Regrettably, China has not made any specific or positive response to Taiwan’s recent policies of goodwill. On the contrary, China still refuses to renounce the use of force, continues to obstruct Taiwan’s international presence, and insists on its “one China” principle as the precondition for bilateral talks, thereby bringing cross-strait relations to a stalemate.

China’s refusal to communicate and dialogue with Taiwan has increased the risk of misunderstanding between the two sides. Under these circumstances, President Chen felt the need to clarify the background of, and considerations behind, the announcements made previously in his inaugural speech. On August 3, 2002, he noted that the current reality of the Taiwan Strait situation is of “Taiwan and China standing on opposite sides of the strait, one country on each side” 一邊一國. President Chen’s remarks were made to emphasize to the international community that the ROC, as a sovereign state, should not be downgraded, marginalized, or treated as a local government. Nevertheless, President Chen’s fundamental policies regarding Taipei-Beijing relations remain the same, and the process of liberalizing cross-strait economic and trade policies will continue.

Cross-strait Exchanges

Private exchanges between the two sides began in 1987 when the government allowed citizens to visit their relatives in China, and have increased rapidly over the past 15 years. In 2002, over 3.6 million Taiwan citizens visited China and over 150,000 PRC visitors came to Taiwan for family visits or private exchanges. From November 2002, PRC journalists have been allowed to gather news in Taiwan, and since January 2002, people of the PRC have been able to visit Taiwan as tourists.

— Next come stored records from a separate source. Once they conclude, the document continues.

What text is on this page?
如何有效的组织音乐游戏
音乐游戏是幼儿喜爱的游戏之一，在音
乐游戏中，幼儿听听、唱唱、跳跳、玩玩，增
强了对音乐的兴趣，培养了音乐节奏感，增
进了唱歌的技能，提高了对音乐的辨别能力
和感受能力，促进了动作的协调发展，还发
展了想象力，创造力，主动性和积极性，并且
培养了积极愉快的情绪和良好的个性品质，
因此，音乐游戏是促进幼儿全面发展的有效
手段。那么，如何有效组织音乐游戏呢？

Cross-strait economic and trade activities have also expanded dramatically over the past decade. In 2002, cross-strait trade amounted to US$37.39 billion, of which, US$29.45 billion (78.8 percent) were Taiwan exports to China and US$7.95 billion (21.2 percent) were imports from China, making China the number one source of Taiwan’s trade surplus.

Taiwan is the fourth largest investor in China. According to the Investment Commission of Taiwan’s Ministry of Economic Affairs 經濟部投資審議委員會, between 1991 and December 2002, approved investment by Taiwan companies in China amounted to 27,276 cases with a total value of US$26.61 billion.

Conclusion

Over the past three years, President Chen and his administration have sought consistently to normalize cross-strait relations and resume cross-strait talks, while implementing significant adjustments to Taiwan’s China policy. Cross-strait relations have thus remained relatively stable. Bilateral economic, cultural, and educational exchanges have continued to increase.

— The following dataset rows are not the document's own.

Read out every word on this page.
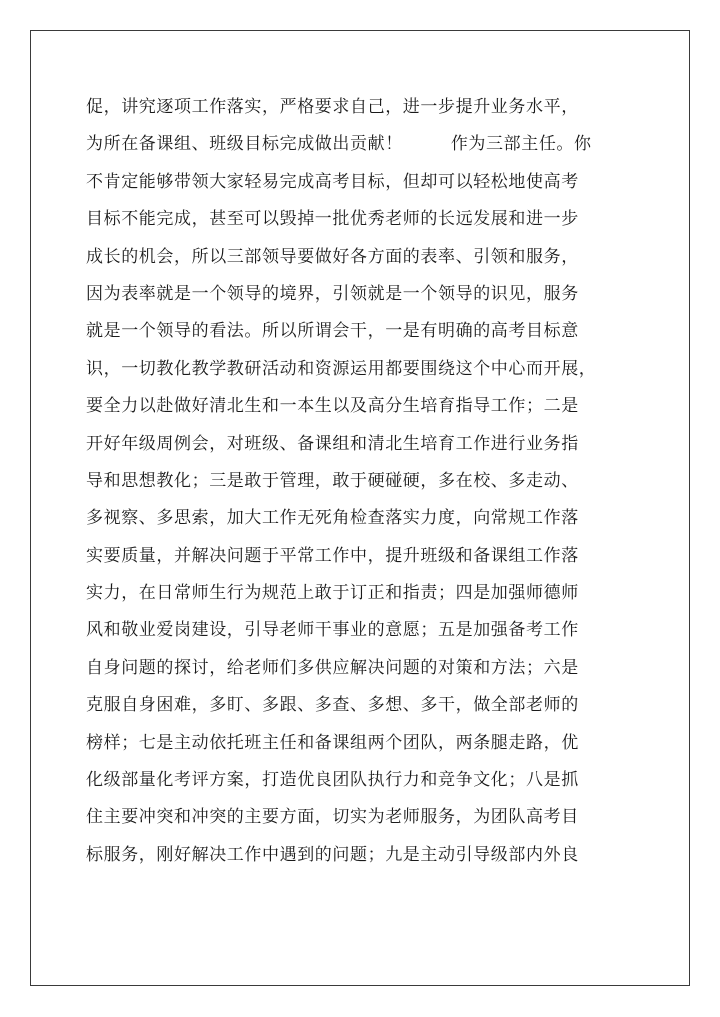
促，讲究逐项工作落实，严格要求自己，进一步提升业务水平，
为所在备课组、班级目标完成做出贡献！        作为三部主任。你
不肯定能够带领大家轻易完成高考目标，但却可以轻松地使高考
目标不能完成，甚至可以毁掉一批优秀老师的长远发展和进一步
成长的机会，所以三部领导要做好各方面的表率、引领和服务，
因为表率就是一个领导的境界，引领就是一个领导的识见，服务
就是一个领导的看法。所以所谓会干，一是有明确的高考目标意
识，一切教化教学教研活动和资源运用都要围绕这个中心而开展，
要全力以赴做好清北生和一本生以及高分生培育指导工作；二是
开好年级周例会，对班级、备课组和清北生培育工作进行业务指
导和思想教化；三是敢于管理，敢于硬碰硬，多在校、多走动、
多视察、多思索，加大工作无死角检查落实力度，向常规工作落
实要质量，并解决问题于平常工作中，提升班级和备课组工作落
实力，在日常师生行为规范上敢于订正和指责；四是加强师德师
风和敬业爱岗建设，引导老师干事业的意愿；五是加强备考工作
自身问题的探讨，给老师们多供应解决问题的对策和方法；六是
克服自身困难，多盯、多跟、多查、多想、多干，做全部老师的
榜样；七是主动依托班主任和备课组两个团队，两条腿走路，优
化级部量化考评方案，打造优良团队执行力和竞争文化；八是抓
住主要冲突和冲突的主要方面，切实为老师服务，为团队高考目
标服务，刚好解决工作中遇到的问题；九是主动引导级部内外良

Political disputes in the Taiwan Strait cannot be resolved overnight, but it would be mutually beneficial if the two sides could develop a structural and constructive cooperative relationship. President Chen has said repeatedly that he is willing to resume talks at any time on any subject as long as no preconditions are set. He has also suggested in his Cross-century Remarks that economic, trade, and cultural integration between the two sides, which help build faith and confidence, can be the starting point for a new framework of lasting peace and political integration. Taiwan looks forward to reciprocity of goodwill from Beijing and hopes the PRC authorities can set aside their prejudices, replace confrontation with negotiation and conflict with dialogue, and pursue cross-strait relations with pragmatism. This will benefit the people on both sides, while ensuring peace and prosperity for not just the Asia-Pacific region but for the world.